Артур прибежал домой, упал на диван вниз лицом и разревелся в голос… Бабушка тормошила: «Что случилось? Что?» «Ничего!» – отталкивал встревоженную бабушку и не мог остановить рыданий…
Однажды Бяшка бросил щенка в котлован, что вырыли на другой стороне их улицы под строительство дома. Вырыли и забросили. Обильные дожди заполнили котлован водой. Туда швырнул Бяшка щенка, тот пытался выплыть на сухое, да не плавать учил его Бяшка. Он оттачивал меткость, швырял в борющегося за жизнь щенка камнями, пока тот не пошёл на дно…
– Артур, – говорила трубка, – вспомнил меня? Это Бяшка, а тебя звали Копчёным.
Артур был смуглым, за что прозвали Копчёный. Ему завидовали, никто не загорал так быстро и ровно, как он… Кожа лица давно утратила детскую смуглость…
Трубка продолжала представляться:
– А я тебя дразнил Копчёный чугунок! Помнишь?
Какой он сейчас Бяшка? Сорок лет миновало.
Бяшка жил в третьем подъезде, там же Саня по кличке Украина. Иногда его звали: Украина – мать жидова, но чаще – Хохляндия.

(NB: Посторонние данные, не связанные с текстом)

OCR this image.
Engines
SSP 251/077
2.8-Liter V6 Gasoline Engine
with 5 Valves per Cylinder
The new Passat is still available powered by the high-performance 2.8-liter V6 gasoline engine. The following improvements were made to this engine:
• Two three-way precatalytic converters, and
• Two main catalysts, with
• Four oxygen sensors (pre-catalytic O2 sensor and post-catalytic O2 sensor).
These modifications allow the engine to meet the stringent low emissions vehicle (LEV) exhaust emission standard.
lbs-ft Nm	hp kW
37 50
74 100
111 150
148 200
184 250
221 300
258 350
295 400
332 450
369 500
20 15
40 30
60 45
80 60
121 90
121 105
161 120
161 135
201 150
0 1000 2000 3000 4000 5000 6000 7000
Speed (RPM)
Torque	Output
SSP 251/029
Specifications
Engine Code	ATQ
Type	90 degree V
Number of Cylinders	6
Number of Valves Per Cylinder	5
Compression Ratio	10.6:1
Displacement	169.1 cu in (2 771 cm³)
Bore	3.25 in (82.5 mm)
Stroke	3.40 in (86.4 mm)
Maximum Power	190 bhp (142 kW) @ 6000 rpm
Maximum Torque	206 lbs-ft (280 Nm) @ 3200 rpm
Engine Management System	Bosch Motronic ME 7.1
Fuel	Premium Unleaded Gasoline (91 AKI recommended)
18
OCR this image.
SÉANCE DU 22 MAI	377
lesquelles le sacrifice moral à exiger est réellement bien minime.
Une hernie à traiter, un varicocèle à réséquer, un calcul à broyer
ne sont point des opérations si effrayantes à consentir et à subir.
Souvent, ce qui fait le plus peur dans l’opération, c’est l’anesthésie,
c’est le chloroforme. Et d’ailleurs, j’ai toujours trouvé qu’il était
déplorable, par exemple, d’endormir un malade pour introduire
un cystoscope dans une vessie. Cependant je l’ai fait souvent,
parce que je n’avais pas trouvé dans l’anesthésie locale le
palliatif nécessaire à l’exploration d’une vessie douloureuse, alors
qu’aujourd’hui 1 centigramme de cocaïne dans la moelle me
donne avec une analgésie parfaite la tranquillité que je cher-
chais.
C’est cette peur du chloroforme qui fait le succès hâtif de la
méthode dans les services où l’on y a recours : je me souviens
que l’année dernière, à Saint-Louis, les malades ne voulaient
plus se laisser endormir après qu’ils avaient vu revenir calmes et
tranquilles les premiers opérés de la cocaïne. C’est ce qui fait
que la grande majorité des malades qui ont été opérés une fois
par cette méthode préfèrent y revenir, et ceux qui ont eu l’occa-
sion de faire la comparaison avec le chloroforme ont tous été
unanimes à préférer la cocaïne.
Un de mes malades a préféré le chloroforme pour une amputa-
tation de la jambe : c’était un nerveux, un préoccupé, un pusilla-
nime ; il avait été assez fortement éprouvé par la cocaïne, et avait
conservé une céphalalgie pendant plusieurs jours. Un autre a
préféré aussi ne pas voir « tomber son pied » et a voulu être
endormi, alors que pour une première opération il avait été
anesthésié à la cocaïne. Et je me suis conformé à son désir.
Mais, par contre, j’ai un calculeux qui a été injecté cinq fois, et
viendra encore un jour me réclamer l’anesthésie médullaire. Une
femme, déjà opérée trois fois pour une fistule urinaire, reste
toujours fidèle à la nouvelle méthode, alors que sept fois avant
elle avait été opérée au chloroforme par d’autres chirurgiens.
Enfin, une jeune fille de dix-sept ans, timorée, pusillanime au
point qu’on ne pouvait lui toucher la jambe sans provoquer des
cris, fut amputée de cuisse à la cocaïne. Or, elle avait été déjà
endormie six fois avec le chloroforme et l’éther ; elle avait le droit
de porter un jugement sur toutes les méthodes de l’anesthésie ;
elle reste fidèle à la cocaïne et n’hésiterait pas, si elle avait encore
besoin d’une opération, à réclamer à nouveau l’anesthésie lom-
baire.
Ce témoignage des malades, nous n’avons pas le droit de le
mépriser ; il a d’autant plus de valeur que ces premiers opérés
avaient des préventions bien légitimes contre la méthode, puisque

Хохляндия обладал умом хитрым, изворотливым… Жил с бабкой. Случалось сходился с ней в драке – только перья летели. Однажды сцепились во дворе. Бабка пыталась поленом зацепить внука, утащившего у неё из кошелька деньги… Внук кричал «не я» и норовил дать бабке сдачу… В это время из подъезда вышел лётчик, майор… В их доме, кроме отца Толика Глобуса, жили ещё три военных лётчика с семьями. Майор вышел в тот момент боя на бытовой почве, когда Хохляндия, получив пару раз поленом по бокам, выхватил его у бабки и замахнулся с ответным ударом… Лётчик, настоящий офицер, защищая здоровье пожилой женщины, перехватил полено и в назидание дал непочтительному внуку хорошего пинка. Или, как говаривали у них во дворе – пенделя. Хохляндия, получив пинка-пенделя, пробороздил носом землю… Но вскочив (в этом весь Хохляндия), не побежал подальше от бабкиного спасителя, в безопасное место от назидательных пинков, Хохляндия помчался домой. И не прятаться. Вернулся с ножом и бросился на майора с целью убийства. Майор, он не только по небу летать был мастер, ловко выбил нож и тут же сломал холодное оружие столового происхождения. Хохляндия ринулся в подъезд за новым. Лётчик неуловимым движением во второй раз освободил руку бешеного хулигана от ножа. И снова, засунув лезвие между досками скамейки, сломал его. Хохляндия и не подумал успокоиться (дома ещё оставались колюще-режущие предметы), метнулся в подъезд… Зато майору надоел трагикомический мастер-класс, на третий раз он не только вывернул руку с ножом, ловким приёмом поднял Хохляндию, перевернул и швырнул на землю… Бабка, недавно битая внуком, теперь истошно орала на лётчика: изувечил любимого Сашеньку. Хохляндия, приземлившись на голову и на спину, полежал без движения какое-то время, потом тяжело сел, из носа текла кровь, очумело, как после нокаута, посмотрел на стоящих над ним… Размазал кровь по лицу, оттолкнул бабку с её «Сашенька, родненький» и поплёлся домой…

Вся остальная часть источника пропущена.